Six Key Points Regarding China’s Tax Reforms in 2012
According to the “Report on the Implementation of Central and Local Budgets for 2011 and on Draft Central and Local Budgets for 2012” presented to the National People’s Congress on March 5, China’s key tax reforms in 2012 will focus on six specific types of taxes, namely:
- Property tax (PT)
- Value-added tax (VAT)
- Resource tax (RT)
- Excise tax (ET)
- Environmental protection tax (EPT)
- Urban maintenance and construction tax (UMCT).
PT: Possible expansion to more cities
In a move to curb any housing bubble and restrict speculative buying, China begun a pilot PT reform on second home purchases in the municipalities of Shanghai and Chongqing early last year. This year, in addition to advancing such experiments on buying homes, China will also study and design a plan for reforming taxes on owning and selling real estate.
During a discussion session with representatives from Qinghai Province on March 4, the Chinese Finance Minister Xie Xuren said China is currently studying on the possibility of expanding the PT imposition to more cities. However, it remains unclear what the next city will be.
Jia Kang, director of the Ministry of Finance’s Fiscal Science Research Institute (FSRI), points out that the existing PT regime still lacks maturity. The reforms in pilot cities require intensive study before being expanded to other cities.
VAT: Optimizing tax revenue distribution
Starting on January 1, 2012, China commenced implementing a pilot VAT reform – which aims to substitute business tax (BT) imposition with VAT – in the transport and other six modern service sectors in Shanghai. Beijing has also recently obtained government approval to start a similar program in July.
According to the 2012 budget, China will continue conducting the VAT reform and improving its VAT system. The advancement in the experiments of replacing BT with VAT is the foremost issue during China’s fiscal system reform process, said Liu Shangxi, deputy director of the FSRI.
Liu also pointed out that the existing tax revenue distribution system between the central and local governments may be adjusted, following the enlarged scope of VAT imposition. Currently, 75 percent of domestic VAT revenue goes to the central government, and the other 25 percent is distributed to local governments.
RT: Potentially impacting more resources
In an effort to promote resource conservation and environmental protection, China amended its RT law last year to calculate RT on crude oil and natural gas based on their prices instead of their production volume. Foreign-invested onshore and offshore oil and gas fields are also required to follow the new provisions.
The Chinese government may expand its ongoing RT reform to include more types of resources.
Liu Kegu, consultant at China Development Bank, advises that China should employ the new RT calculation method on resources in the following order: oil and natural gas, coal, metal ores, non-metallic ores and water resources.

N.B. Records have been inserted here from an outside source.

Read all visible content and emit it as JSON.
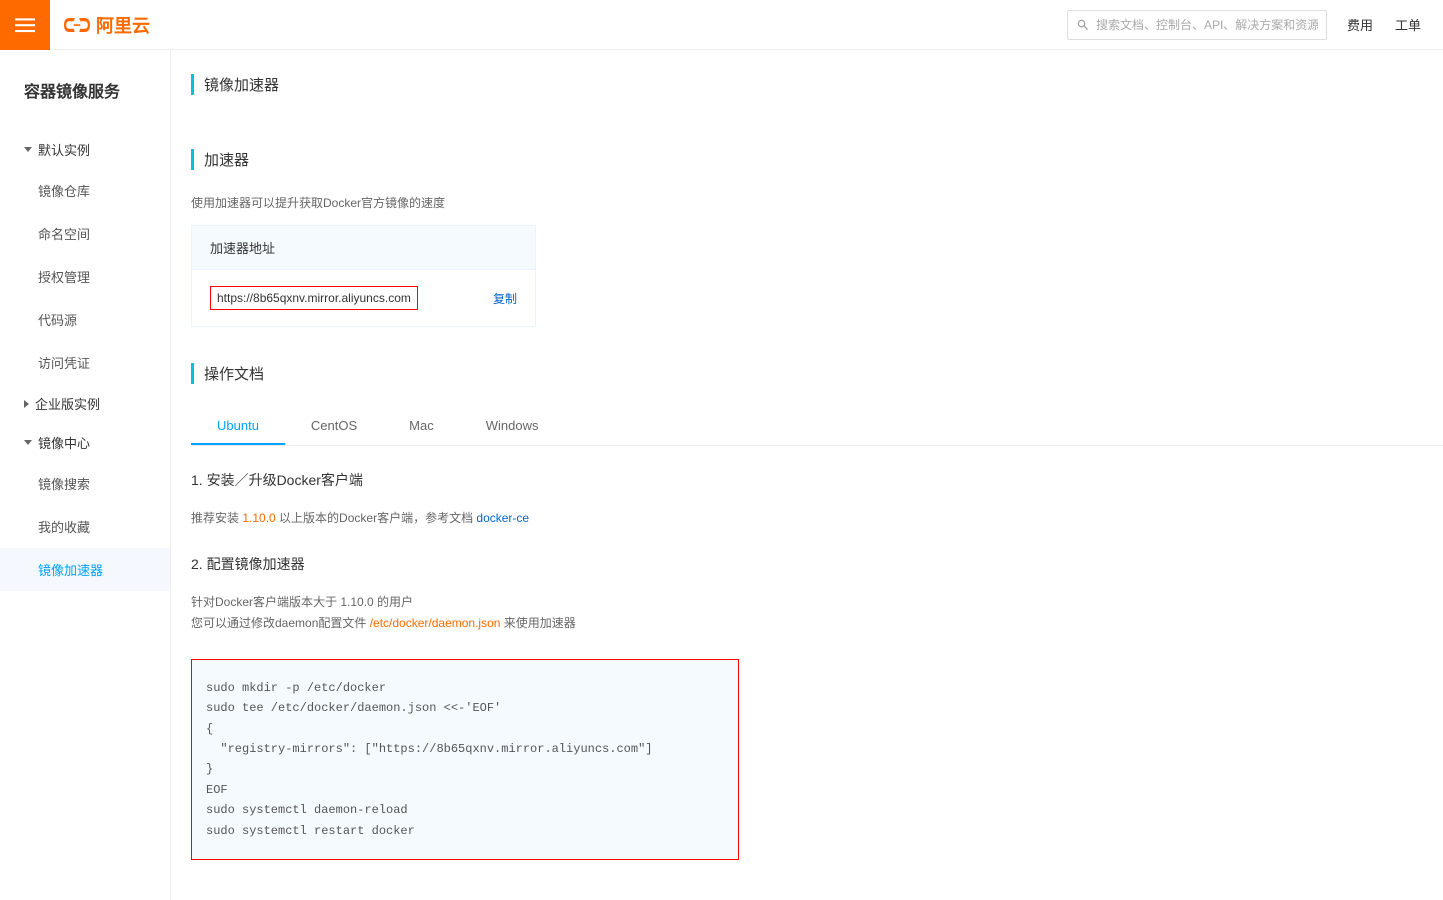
{
  "header": {
    "logo_text": "阿里云",
    "search_placeholder": "搜索文档、控制台、API、解决方案和资源",
    "links": [
      "费用",
      "工单"
    ]
  },
  "sidebar": {
    "service_title": "容器镜像服务",
    "groups": [
      {
        "label": "默认实例",
        "expanded": true,
        "items": [
          "镜像仓库",
          "命名空间",
          "授权管理",
          "代码源",
          "访问凭证"
        ]
      },
      {
        "label": "企业版实例",
        "expanded": false,
        "items": []
      },
      {
        "label": "镜像中心",
        "expanded": true,
        "items": [
          "镜像搜索",
          "我的收藏",
          "镜像加速器"
        ],
        "active_item": "镜像加速器"
      }
    ]
  },
  "main": {
    "page_title": "镜像加速器",
    "accelerator": {
      "section_label": "加速器",
      "desc": "使用加速器可以提升获取Docker官方镜像的速度",
      "addr_label": "加速器地址",
      "url": "https://8b65qxnv.mirror.aliyuncs.com",
      "copy_label": "复制"
    },
    "docs": {
      "section_label": "操作文档",
      "tabs": [
        "Ubuntu",
        "CentOS",
        "Mac",
        "Windows"
      ],
      "active_tab": "Ubuntu",
      "step1": {
        "title": "1. 安装／升级Docker客户端",
        "desc_prefix": "推荐安装 ",
        "version": "1.10.0",
        "desc_mid": " 以上版本的Docker客户端，参考文档 ",
        "link": "docker-ce"
      },
      "step2": {
        "title": "2. 配置镜像加速器",
        "desc1": "针对Docker客户端版本大于 1.10.0 的用户",
        "desc2_prefix": "您可以通过修改daemon配置文件 ",
        "path": "/etc/docker/daemon.json",
        "desc2_suffix": " 来使用加速器",
        "code": "sudo mkdir -p /etc/docker\nsudo tee /etc/docker/daemon.json <<-'EOF'\n{\n  \"registry-mirrors\": [\"https://8b65qxnv.mirror.aliyuncs.com\"]\n}\nEOF\nsudo systemctl daemon-reload\nsudo systemctl restart docker"
      }
    }
  }
}
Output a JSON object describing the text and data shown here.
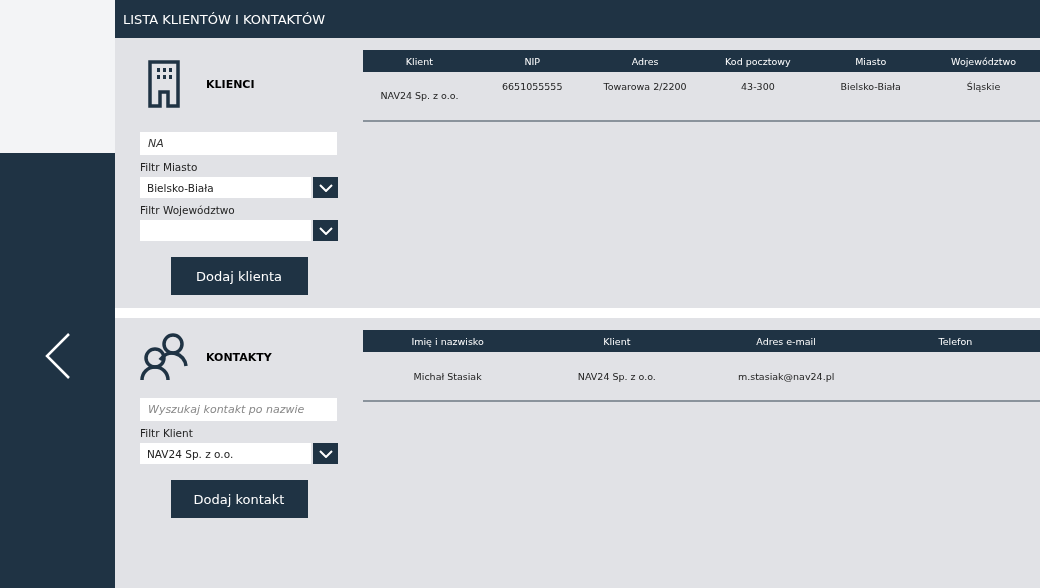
{
  "header": {
    "title": "LISTA KLIENTÓW I KONTAKTÓW"
  },
  "sections": [
    {
      "kind": "clients",
      "title": "KLIENCI",
      "search": {
        "value": "NA"
      },
      "filters": [
        {
          "label": "Filtr Miasto",
          "value": "Bielsko-Biała"
        },
        {
          "label": "Filtr Województwo"
        }
      ],
      "button": "Dodaj klienta",
      "table": {
        "columns": [
          "Klient",
          "NIP",
          "Adres",
          "Kod pocztowy",
          "Miasto",
          "Województwo"
        ],
        "rows": [
          [
            "NAV24 Sp. z o.o.",
            "6651055555",
            "Towarowa 2/2200",
            "43-300",
            "Bielsko-Biała",
            "Śląskie"
          ]
        ]
      }
    },
    {
      "kind": "contacts",
      "title": "KONTAKTY",
      "search": {
        "placeholder": "Wyszukaj kontakt po nazwie"
      },
      "filters": [
        {
          "label": "Filtr Klient",
          "value": "NAV24 Sp. z o.o."
        }
      ],
      "button": "Dodaj kontakt",
      "table": {
        "columns": [
          "Imię i nazwisko",
          "Klient",
          "Adres e-mail",
          "Telefon"
        ],
        "rows": [
          [
            "Michał Stasiak",
            "NAV24 Sp. z o.o.",
            "m.stasiak@nav24.pl",
            ""
          ]
        ]
      }
    }
  ]
}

ET: Promoting the industrial adjustment function
China charges ET on a variety of products. According to the “Interim Provisions on ET (State Council Decree No.539),” those products mainly include cigarettes, liquor, cosmetics, high-end jewelry, firecrackers / firework, refined oil, tires, motorcycles, cars, golfing equipment, high-end watches, yachts, wooden disposable chopsticks and solid wood flooring.
ET imposition often has an impact on the prices of consumer goods and can even affect an entire industry. The ET system improvement in the future will mainly serve the purposes of energy conservation, emissions reductions and rational consumption.
A recent example illustrating ET’s industrial adjustment function is China’s announcement last year that pure biodiesel made from waste animal and plant oils is ET free, if meeting certain criteria. The new policy – which aims to encourage oil processors to make legal and economic use of waste oil – is hoped to promote both efficient energy use and food safety in China.
EPT: Imposition may start in 2013
In pursuit of the goal to improve resource conservation and environmental protection, the China Petroleum and Chemical Industry Association has submitted an EPT proposal to the State Council in January, according to a Reuters report. EPT may be charged on carbon emissions and sewage disposal.
Jiang Kejun, an official at the National Development and Reform Commission, speculates that EPT collection may begin in 2013.
However, there will be much work to do before introducing EPT, says Bai Jingming, deputy director of the FSRI. It is important to resolve the possible conflicts between the new EPT and the existing environment-related fees, such as sewage fees as well as mineral development and protection fees. It is also vital to find a balance between the EPT reform and other ongoing tax reforms, including the experiments on RT and VAT.
UMCT: A new reform brought to the fore
UMCT is an additional charge based on product taxes, VAT and BT. Starting in December 2010, foreign-invested enterprises are also required to pay UMCT, together with the local education surcharge.
The 2012 budget gave a brief mention to the UMCT reforms, officially bringing the government plan to the public eye for the first time.
Ai Hongde, secretary-general at Dongbei University of Finance and Economics’ China Communist Party Committee, says the main goal of the UMCT reform is to change the characteristics of UMCT from being an additional charge into an independent tax. In the future, UMCT may be calculated directly based on taxpayers’ sales or business turnover.